As a science journalist who often covers environmental issues, I support efforts to clean up the area. But with numerous cases of fly-tipping and intentional littering, it didn’t seem right that I had been given a hefty penalty for something so trivial. Furthermore, these fines can’t be appealed, although there is an email address for complaints.
After digging deeper, I realised that the scheme isn’t run by Waltham Forest Council itself; it is outsourced to a private company called Kingdom Services Group. This could explain the rigid approach taken by officers.
Although the council claims to have “zero tolerance” for littering, their interpretation of this and the values behind it seem to clash with Kingdom, which has a bad reputation. The company’s tactics have been questioned by the press, where they are suspected to seek out easy targets such as elderly people who are likely to pay up. The firm also makes a share of the profit, which can vary from 50% to 100% in different areas, so officers have an incentive to collect more fines. A recent investigation by The Guardianreported that Kingdom collected £1.4million in fines over a period of eight months in one area where they operate.
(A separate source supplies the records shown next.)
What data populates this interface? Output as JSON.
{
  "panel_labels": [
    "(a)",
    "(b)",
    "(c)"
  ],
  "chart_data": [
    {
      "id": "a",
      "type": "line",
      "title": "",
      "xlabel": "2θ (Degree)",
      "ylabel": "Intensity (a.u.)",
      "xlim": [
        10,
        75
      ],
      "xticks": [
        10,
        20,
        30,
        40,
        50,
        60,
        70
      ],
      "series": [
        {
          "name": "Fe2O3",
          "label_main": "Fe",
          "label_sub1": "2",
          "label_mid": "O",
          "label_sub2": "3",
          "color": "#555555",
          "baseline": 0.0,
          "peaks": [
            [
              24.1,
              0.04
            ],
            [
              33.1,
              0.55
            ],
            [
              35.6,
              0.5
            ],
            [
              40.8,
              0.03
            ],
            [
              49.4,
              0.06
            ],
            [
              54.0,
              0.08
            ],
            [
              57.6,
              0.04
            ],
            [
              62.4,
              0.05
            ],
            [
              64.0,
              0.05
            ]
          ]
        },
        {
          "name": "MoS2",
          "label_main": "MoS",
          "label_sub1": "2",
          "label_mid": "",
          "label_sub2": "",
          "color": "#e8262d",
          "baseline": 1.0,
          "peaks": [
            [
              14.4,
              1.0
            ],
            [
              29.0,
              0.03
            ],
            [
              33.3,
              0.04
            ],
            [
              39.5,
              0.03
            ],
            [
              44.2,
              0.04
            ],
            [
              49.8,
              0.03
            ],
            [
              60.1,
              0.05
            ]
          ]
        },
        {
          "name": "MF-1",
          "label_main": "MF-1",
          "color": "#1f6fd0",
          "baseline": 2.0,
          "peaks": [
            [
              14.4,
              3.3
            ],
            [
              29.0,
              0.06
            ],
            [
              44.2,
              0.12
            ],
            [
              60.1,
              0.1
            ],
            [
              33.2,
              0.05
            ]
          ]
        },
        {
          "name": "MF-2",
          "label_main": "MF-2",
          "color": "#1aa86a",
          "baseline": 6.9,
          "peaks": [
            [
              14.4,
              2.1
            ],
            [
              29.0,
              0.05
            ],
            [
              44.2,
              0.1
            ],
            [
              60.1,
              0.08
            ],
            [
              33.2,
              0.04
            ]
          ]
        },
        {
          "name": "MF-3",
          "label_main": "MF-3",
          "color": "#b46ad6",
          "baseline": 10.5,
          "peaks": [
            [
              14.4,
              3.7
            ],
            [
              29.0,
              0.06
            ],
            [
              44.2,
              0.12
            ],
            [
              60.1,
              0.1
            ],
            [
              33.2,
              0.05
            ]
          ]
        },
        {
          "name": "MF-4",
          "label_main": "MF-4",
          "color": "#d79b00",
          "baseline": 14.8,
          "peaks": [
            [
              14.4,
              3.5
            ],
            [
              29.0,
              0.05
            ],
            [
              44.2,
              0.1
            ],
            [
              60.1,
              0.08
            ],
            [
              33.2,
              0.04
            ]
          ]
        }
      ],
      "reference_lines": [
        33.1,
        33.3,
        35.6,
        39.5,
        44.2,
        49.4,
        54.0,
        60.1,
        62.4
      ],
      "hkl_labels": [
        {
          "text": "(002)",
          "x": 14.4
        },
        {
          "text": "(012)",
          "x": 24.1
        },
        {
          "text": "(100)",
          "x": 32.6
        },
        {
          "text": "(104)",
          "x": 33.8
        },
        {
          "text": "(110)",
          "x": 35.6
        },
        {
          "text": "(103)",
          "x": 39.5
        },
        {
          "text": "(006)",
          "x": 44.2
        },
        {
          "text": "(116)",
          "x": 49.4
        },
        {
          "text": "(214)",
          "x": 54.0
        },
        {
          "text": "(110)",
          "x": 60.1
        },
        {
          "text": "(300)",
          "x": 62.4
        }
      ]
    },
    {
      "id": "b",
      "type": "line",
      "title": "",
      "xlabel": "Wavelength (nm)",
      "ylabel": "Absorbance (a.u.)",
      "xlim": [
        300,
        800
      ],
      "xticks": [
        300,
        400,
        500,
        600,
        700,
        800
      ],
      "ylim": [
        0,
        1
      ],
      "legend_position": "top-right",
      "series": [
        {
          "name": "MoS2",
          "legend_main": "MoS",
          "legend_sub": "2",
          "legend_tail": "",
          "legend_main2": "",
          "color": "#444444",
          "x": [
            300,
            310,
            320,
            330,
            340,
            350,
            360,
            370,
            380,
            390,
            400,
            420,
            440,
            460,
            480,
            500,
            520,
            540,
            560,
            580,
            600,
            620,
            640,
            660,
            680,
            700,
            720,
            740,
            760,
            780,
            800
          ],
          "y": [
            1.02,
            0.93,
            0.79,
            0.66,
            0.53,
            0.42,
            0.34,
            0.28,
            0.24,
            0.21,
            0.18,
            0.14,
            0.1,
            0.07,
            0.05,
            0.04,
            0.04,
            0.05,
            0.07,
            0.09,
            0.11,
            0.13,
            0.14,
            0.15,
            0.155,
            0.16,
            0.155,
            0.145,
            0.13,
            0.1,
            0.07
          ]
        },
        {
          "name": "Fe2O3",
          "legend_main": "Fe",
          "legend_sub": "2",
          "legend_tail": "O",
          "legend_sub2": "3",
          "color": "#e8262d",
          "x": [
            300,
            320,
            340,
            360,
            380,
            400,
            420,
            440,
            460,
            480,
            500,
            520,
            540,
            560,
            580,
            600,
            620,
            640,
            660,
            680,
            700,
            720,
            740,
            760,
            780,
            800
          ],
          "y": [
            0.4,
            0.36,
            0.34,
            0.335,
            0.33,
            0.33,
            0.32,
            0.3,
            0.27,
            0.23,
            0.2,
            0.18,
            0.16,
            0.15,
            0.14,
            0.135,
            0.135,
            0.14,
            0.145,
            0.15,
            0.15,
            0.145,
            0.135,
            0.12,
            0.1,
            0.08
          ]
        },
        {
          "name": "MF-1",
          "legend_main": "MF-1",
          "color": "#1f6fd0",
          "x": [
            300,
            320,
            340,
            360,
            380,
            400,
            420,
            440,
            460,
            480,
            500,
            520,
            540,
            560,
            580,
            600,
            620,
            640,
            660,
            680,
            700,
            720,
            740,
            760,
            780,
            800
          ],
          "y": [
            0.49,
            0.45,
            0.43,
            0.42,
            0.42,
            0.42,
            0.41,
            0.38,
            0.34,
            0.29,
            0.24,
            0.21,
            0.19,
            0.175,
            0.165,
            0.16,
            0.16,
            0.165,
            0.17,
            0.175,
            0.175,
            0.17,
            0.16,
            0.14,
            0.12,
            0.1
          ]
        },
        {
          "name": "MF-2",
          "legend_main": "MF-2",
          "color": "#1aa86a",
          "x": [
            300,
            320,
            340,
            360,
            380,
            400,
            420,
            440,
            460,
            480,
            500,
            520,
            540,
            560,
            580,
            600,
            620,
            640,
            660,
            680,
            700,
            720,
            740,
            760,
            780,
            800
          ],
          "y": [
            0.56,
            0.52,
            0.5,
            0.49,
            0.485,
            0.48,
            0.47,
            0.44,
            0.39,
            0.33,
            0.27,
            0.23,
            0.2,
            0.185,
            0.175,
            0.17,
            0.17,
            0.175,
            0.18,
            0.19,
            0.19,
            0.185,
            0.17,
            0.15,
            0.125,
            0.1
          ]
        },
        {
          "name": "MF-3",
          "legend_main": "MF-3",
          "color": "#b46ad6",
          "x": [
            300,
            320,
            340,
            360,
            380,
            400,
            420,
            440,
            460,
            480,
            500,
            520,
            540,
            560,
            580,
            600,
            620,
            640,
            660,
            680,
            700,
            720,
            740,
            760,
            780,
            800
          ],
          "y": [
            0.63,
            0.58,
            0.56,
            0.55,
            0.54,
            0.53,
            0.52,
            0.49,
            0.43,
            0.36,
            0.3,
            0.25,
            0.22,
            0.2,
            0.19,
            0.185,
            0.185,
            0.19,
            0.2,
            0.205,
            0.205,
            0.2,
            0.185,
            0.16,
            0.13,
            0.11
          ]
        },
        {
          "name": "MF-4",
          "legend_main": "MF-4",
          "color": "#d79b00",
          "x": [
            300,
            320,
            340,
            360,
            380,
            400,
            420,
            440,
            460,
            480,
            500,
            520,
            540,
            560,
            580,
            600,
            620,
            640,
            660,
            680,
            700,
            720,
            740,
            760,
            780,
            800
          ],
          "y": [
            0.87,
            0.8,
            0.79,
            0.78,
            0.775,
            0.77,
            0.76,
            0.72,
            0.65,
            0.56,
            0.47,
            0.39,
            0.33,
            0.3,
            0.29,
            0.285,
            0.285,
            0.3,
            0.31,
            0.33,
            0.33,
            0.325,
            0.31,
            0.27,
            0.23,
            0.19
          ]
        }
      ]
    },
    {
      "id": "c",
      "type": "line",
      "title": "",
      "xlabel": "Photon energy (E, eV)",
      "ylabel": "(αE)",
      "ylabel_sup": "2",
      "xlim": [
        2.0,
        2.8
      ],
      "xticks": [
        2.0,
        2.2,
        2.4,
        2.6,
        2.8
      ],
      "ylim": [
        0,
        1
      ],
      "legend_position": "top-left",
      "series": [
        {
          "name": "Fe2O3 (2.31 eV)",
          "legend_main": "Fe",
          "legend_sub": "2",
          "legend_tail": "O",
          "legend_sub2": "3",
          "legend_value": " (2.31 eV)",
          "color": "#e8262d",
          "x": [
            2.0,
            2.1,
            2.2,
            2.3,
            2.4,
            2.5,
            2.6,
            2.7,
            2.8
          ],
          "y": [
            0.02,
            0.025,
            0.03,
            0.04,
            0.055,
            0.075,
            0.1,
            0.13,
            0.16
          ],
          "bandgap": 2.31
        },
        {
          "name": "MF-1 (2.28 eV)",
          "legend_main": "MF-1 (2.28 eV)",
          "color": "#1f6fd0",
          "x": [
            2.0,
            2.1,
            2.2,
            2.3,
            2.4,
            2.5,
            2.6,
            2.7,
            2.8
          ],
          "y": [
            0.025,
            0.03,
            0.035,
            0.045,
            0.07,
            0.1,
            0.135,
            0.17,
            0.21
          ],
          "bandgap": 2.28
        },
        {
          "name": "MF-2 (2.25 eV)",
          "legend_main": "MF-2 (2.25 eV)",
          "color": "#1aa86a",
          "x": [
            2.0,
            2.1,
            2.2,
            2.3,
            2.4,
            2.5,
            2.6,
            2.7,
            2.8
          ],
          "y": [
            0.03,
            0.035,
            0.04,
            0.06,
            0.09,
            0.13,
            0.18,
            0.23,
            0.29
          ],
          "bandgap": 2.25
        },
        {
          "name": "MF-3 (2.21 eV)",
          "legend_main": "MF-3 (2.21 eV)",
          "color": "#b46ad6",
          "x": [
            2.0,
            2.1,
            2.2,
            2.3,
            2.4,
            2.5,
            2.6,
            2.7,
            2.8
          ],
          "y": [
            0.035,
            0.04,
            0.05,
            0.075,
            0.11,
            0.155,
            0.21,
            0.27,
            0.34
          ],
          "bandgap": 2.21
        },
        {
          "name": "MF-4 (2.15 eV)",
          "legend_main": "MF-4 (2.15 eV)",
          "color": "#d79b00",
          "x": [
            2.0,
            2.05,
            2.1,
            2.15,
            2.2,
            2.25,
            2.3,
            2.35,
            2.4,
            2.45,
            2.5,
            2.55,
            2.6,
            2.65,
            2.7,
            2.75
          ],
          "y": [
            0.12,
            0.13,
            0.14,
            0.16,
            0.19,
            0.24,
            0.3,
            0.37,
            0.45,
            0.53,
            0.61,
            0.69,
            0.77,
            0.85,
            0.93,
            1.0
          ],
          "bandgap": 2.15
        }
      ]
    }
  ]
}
Profits do seem to be overshadowing reason. In other cases, Kingdom has dished out penalties for unintentionally dropping a bookmark and even feeding the birds. The officer that stopped me didn’t use any discretion when I explained that it was a genuine mistake and wanted to pick up the receipt and keep it for my records. Instead he kept pointing to the bodycam he was wearing, saying that he had filmed me committing the offence and was just doing his job.
The complaint process didn’t seem to be impartial, either. When I emailed to explain my case, I received a reply from Kingdom over a month later, saying that they were confident the penalty had been issued correctly. It quoted the law, saying that even dropping something by accident was an offence.
The council does seem to have a different attitude. Determined to fight my case, I emailed them directly and got a reply a few days later. My fine was cancelled. I was told that the council wanted to target people who deliberately drop litter, making the area untidy, and not accidents such as in my case.
Councils using private companies for such schemes can be a money-saving tactic. Kingdom guarantees no cost to the local authority, because it recovers its costs from penalty fines issued. But the power they are given risks being abused when their ultimate goal isn’t to look out for the public good.